Mais en matière religieuse, il n’existe rien, depuis le jour où il se convertit, qui puisse inspirer quelque doute sur l’unité, la solidité et la persistance de ses convictions. D’incrédule qu’il était dans la première partie de sa vie publique, ainsi que tous les Girondins, ses amis[3], il redevint croyant, et il le demeura sans défaillance. Il exagère, il étale sa religion au-delà des convenances et, s’il l’avait su, au-delà de la nécessité ; cela saute aux yeux. Mais n’oublions pas qu’Isnard était Méridional, c’est-à-dire exubérant par nature, qu’il redoutait une nouvelle proscription, et enfin qu’il avait beaucoup plus d’imagination que de tact, de mesure et de goût.

Il ne fut pas exilé. Mais n’allez pas croire que ce fut à cause

  1. A. Babeau, Paris et la France sous le Directoire, p. 275.
  2. Réflexions relatives au Sénatus-Consulte du 28 floréal an XII, par Maximin Isnard. Draguignan, prairial 1804, in-8o.
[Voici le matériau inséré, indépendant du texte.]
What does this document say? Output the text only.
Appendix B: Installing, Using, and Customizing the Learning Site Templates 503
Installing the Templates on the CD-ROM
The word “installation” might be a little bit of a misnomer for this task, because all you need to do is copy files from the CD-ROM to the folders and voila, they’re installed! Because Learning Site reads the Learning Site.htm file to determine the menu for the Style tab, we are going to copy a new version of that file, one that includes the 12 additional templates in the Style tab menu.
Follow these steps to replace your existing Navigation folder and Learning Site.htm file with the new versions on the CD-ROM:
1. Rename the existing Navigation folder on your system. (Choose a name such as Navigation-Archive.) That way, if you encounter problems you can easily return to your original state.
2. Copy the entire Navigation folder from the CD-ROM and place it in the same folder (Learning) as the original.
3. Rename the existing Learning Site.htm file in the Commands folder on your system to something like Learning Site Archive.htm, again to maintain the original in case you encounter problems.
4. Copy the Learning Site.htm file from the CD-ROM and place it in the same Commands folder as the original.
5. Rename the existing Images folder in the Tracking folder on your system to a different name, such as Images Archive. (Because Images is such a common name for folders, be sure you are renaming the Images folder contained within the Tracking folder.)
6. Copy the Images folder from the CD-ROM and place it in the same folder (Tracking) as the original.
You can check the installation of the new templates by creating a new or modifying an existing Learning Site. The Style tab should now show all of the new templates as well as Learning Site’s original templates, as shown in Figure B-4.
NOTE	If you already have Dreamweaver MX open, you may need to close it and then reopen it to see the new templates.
  3. Mais contrairement à l’opinion courante, les Girondins qui furent condamnés par le tribunal révolutionnaire le 30 octobre 1793 et qui montèrent à l’échafaud le lendemain, se confessèrent tous, à l’exception de Lasource, qui était protestant, et de Brissot, qui refusa, seul, les secours de la religion. Deux prêtres, préposés par l’évêque constitutionnel de Paris au service habituel des condamnés, se partagèrent la besogne. On connaît leurs noms ; on possède leur propre témoignage. Et cependant Michelet n’hésite pas à dire que, seuls, « l’évêque et le marquis (Fauchet et Sillery) acceptèrent leur ministère.